Si l’on mesurait la culture de l’esprit à l’abondance des manuscrits trouvés dans les maisons d’Herculanum et de Pompéi, on en conclurait que les habitans de la première ville étaient amis des lettres, ceux de la seconde fort illettrés, car on a trouvé à Herculanum mille sept cent cinquante-six manuscrits sur papyrus, pas un seul à Pompéi, pas même une de ces boîtes revêtues de bronze (scrinium) où se renfermaient les rouleaux. Les Pompéiens cependant recevaient une éducation assez étendue. Ils écrivaient et parlaient l’osque, le latin et le grec, comme Ennius, qui disait qu’il avait trois cœurs parce qu’il savait trois langues. En effet, pour peu que l’on se baisse à Pompéi, on verra sur les murailles, tout près du sol, des alphabets tracés par les enfans à l’aide d’une pointe ; ces alphabets sont triples, en caractères osques, latins et grecs. Il est vrai que les Pompéiens, presque tous gens de négoce, pouvaient ne soumettre leurs enfans à cette éducation multiple que pour les besoins du commerce. Chez les modernes, ce sont également les nations ou les familles les plus commerçantes qui acquièrent le plus volontiers la connaissance de langues variées pour faciliter et multiplier leurs relations ; mais ce qui prouve que le fond osque dominait et que l’influence grecque n’avait jamais été bien puissante[8], c’est qu’on ne trouve à Pompéi ni une monnaie, ni un vase peint. Ces belles monnaies que la plus petite cité grecque faisait graver avec un soin scrupuleux par d’habiles artistes n’ont jamais tenté les riches Pompéiens. Ces vases élégans où le pinceau traçait les compositions les plus poétiques ou les plus gracieuses, ils n’en ont ni acheté ni conservé un seul. Qui donc disait que les vases peints et les médailles étaient le signe caractéristique de toute cité qui avait appartenu à la race grecque ? Si c’était chose grecque que de graver des monnaies ou de peindre des vases, c’était chose romaine que de rédiger des inscriptions, pages officielles dignes de l’histoire, consignées sur le bronze et sur le marbre pour durer toujours. Les inscriptions monumentales de Pompéi et d’Herculanum, qui devraient être sans nombre, lutteraient à peine avec les inscriptions d’un petit municipe romain de la Gaule ou d’une colonie militaire de l’Afrique.
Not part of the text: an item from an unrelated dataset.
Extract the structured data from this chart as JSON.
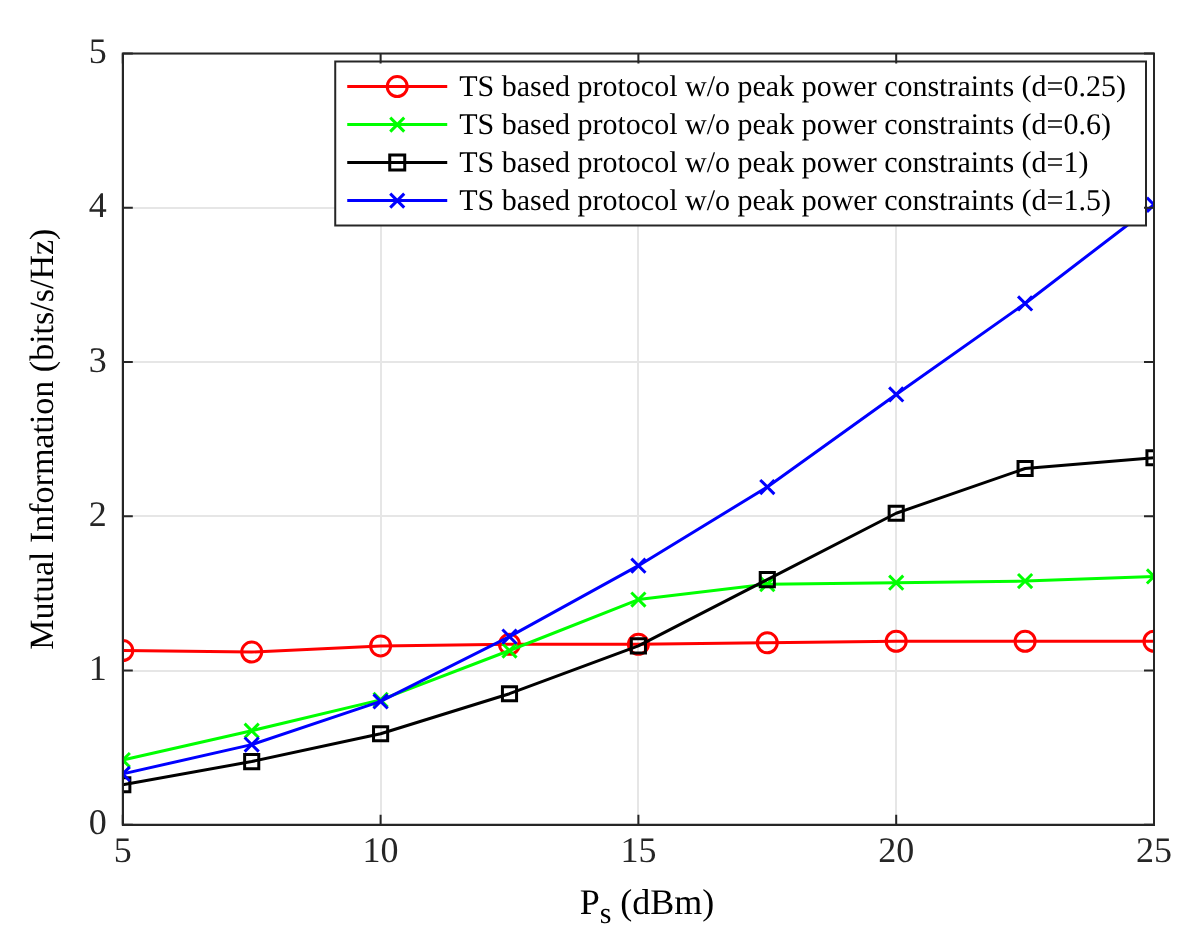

En échange, on trouve à Pompéi deux théâtres, dont l’un était couvert, un amphithéâtre qui pouvait contenir les habitans de la ville et ceux des villes voisines, une caserne de gladiateurs, un grand nombre de boutiques de boissons chaudes, que l’on peut regarder comme l’équivalent de nos cafés modernes, des maisons de prostitution, que leur plan et les peintures qui les décorent ne permettent point de méconnaître. Les inscriptions familières et les dessins grossiers tracés par la main des passans sur les murs attestent fréquemment la passion du public pour les jeux sanglans et les troupes (familiœ) de gladiateurs campaniens ; en cela, on était bien devenu romain. En un mot, tout prouve que les Campaniens cherchaient dans les arts des jouissances, dans la littérature dramatique des émotions ou le rire, mais qu’après le commerce le plaisir était leur occupation principale. Les délices de Capoue faisaient proverbe dès le temps d’Annibal. Le goût des Campaniens pour les spectacles était tellement connu que Néron venait faire à Naples ses débuts et chercher les applaudissemens de spectateurs qu’il savait plus compétens que ceux de Rome. On ne doit, par conséquent, comparer une petite ville commerçante comme Pompéi ni à Pise, ni à Gênes, ni à Venise, qui ont eu à la fois la puissance et le génie, l’amour de la gloire et l’amour des belles choses. Habitans d’une cité sans influence, esprits peu élevés, épicuriens pratiques, ils ont mis la sensation à la place du sentiment du beau et allié l’ordre et le lucre[9] à la recherche des jouissances matérielles. Les arts n’étaient à leurs yeux qu’un moyen d’augmenter ces jouissances. C’était du reste l’esprit du temps. Rome donnait de loin l’exemple, et la contagion du luxe impérial avait gagné en outre les Campaniens.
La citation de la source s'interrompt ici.